LibraryOfCongress / bagit-python

Work with BagIt packages from Python.
http://libraryofcongress.github.io/bagit-python
216 stars 85 forks source link

Handle tags in an order-preserving manner #128

Open UmbrellaDish opened 5 years ago

UmbrellaDish commented 5 years ago

As your code reads and we experienced in tests, entries for the tag file are parsed into a dictionary. As the IETF recommendation reads, however ...

The "bag-info.txt" file is a tag file that contains metadata elements describing the bag and the payload. The metadata elements contained in the "bag-info.txt" file are intended primarily for human use. All metadata elements are OPTIONAL and MAY be repeated. Because "bag- info.txt" is intended for human reading and editing, ordering MAY be significant and the ordering of metadata elements MUST be preserved.

Source: BagIt File Format Specification, v1.0

..., contents of that file, by the way being for human-use only should be saved in an order-preserving tuple, so for instance as to enable users to save multiple organizations where each requires a bunch of metadata items which in consequence will have to be kept together in a bunch. Otherwise, with strict alphabetical ordering as it is now, you cannot know with certainty which Source-Organization, Organization-Address, Contact-Email etc. belongs to each other.

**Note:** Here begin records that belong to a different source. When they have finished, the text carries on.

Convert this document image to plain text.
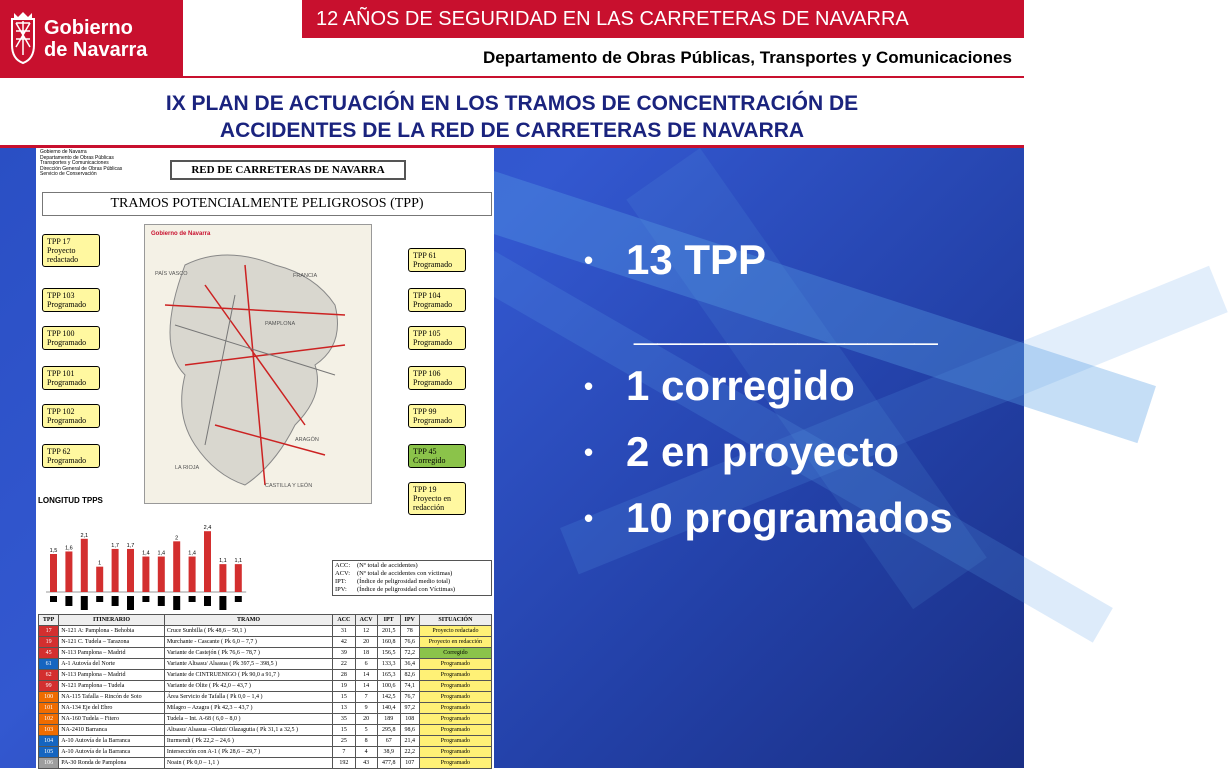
Gobierno
de Navarra
12 AÑOS DE SEGURIDAD EN LAS CARRETERAS DE NAVARRA
Departamento de Obras Públicas, Transportes y Comunicaciones
IX PLAN DE ACTUACIÓN EN LOS TRAMOS DE CONCENTRACIÓN DE
ACCIDENTES DE LA RED DE CARRETERAS DE NAVARRA
Gobierno de Navarra
Departamento de Obras Públicas
Transportes y Comunicaciones
Dirección General de Obras Públicas
Servicio de Conservación	RED DE CARRETERAS DE NAVARRA
TRAMOS POTENCIALMENTE PELIGROSOS (TPP)
Gobierno de Navarra
PAÍS VASCO	FRANCIA
PAMPLONA
ARAGÓN
LA RIOJA
CASTILLA Y LEÓN
TPP 17
Proyecto redactado
TPP 103
Programado
TPP 100
Programado
TPP 101
Programado
TPP 102
Programado
TPP 62
Programado
TPP 61
Programado
TPP 104
Programado
TPP 105
Programado
TPP 106
Programado
TPP 99
Programado
TPP 45
Corregido
TPP 19
Proyecto en redacción
LONGITUD TPPS
1,5 1,6
2,1
1
1,7 1,7
1,4 1,4
2
1,4
2,4
1,1 1,1
ACC: (Nº total de accidentes)
ACV: (Nº total de accidentes con víctimas)
IPT: (Índice de peligrosidad medio total)
IPV: (Índice de peligrosidad con Víctimas)
TPP	ITINERARIO	TRAMO	ACC	ACV	IPT	IPV	SITUACIÓN
17	N-121 A: Pamplona - Behobia	Cruce Sunbilla ( Pk 48,6 – 50,1 )	31	12	201,5	78	Proyecto redactado
19	N-121 C. Tudela – Tarazona	Murchante - Cascante ( Pk 6,0 – 7,7 )	42	20	160,8	76,6	Proyecto en redacción
45	N-113 Pamplona – Madrid	Variante de Castejón ( Pk 76,6 – 78,7 )	39	18	156,5	72,2	Corregido
61	A-1 Autovía del Norte	Variante Altsasu/ Alsasua ( Pk 397,5 – 398,5 )	22	6	133,3	36,4	Programado
62	N-113 Pamplona – Madrid	Variante de CINTRUENIGO ( Pk 90,0 a 91,7 )	28	14	165,3	82,6	Programado
99	N-121 Pamplona – Tudela	Variante de Olite ( Pk 42,0 – 43,7 )	19	14	100,6	74,1	Programado
100	NA-115 Tafalla – Rincón de Soto	Área Servicio de Tafalla ( Pk 0,0 – 1,4 )	15	7	142,5	76,7	Programado
101	NA-134 Eje del Ebro	Milagro – Azagra ( Pk 42,3 – 43,7 )	13	9	140,4	97,2	Programado
102	NA-160 Tudela – Fitero	Tudela – Int. A-68 ( 6,0 – 8,0 )	35	20	189	108	Programado
103	NA-2410 Barranca	Altsasu/ Alsasua –Olatzi/ Olazagutia ( Pk 31,1 a 32,5 )	15	5	295,8	98,6	Programado
104	A-10 Autovía de la Barranca	Iturmendi ( Pk 22,2 – 24,6 )	25	8	67	21,4	Programado
105	A-10 Autovía de la Barranca	Intersección con A-1 ( Pk 28,6 – 29,7 )	7	4	38,9	22,2	Programado
106	PA-30 Ronda de Pamplona	Noain ( Pk 0,0 – 1,1 )	192	43	477,8	107	Programado
• 13 TPP
_____________
• 1 corregido
• 2 en proyecto
• 10 programados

acdha commented 5 years ago

This is only true when running on Python 2. We could have a patch which switches to collections.OrderedDict on Python 2.7 but there's an argument which says we should just say anyone who needs this should upgrade to Python since 2.x has an end of life coming soon anyway.

UmbrellaDish commented 5 years ago

Hi Chris, I don't think Python 3 vs. 2 is the cause. We run bagit as imported module in our Python 3 environment.

Plus, OrderedDict of lists does still throw entries of same keys together, which might be a problem when you want to mention more than one organization with their co-entries in a sequence.

So I would like to propose to consider saving a tuple of key-value pairs in Bag.info. You can (and should in my opinion) retain support for tags passed by dictionary, which would just need to be processed like sorted([ i for i in tags.items() ], key=lambda i: i[0]).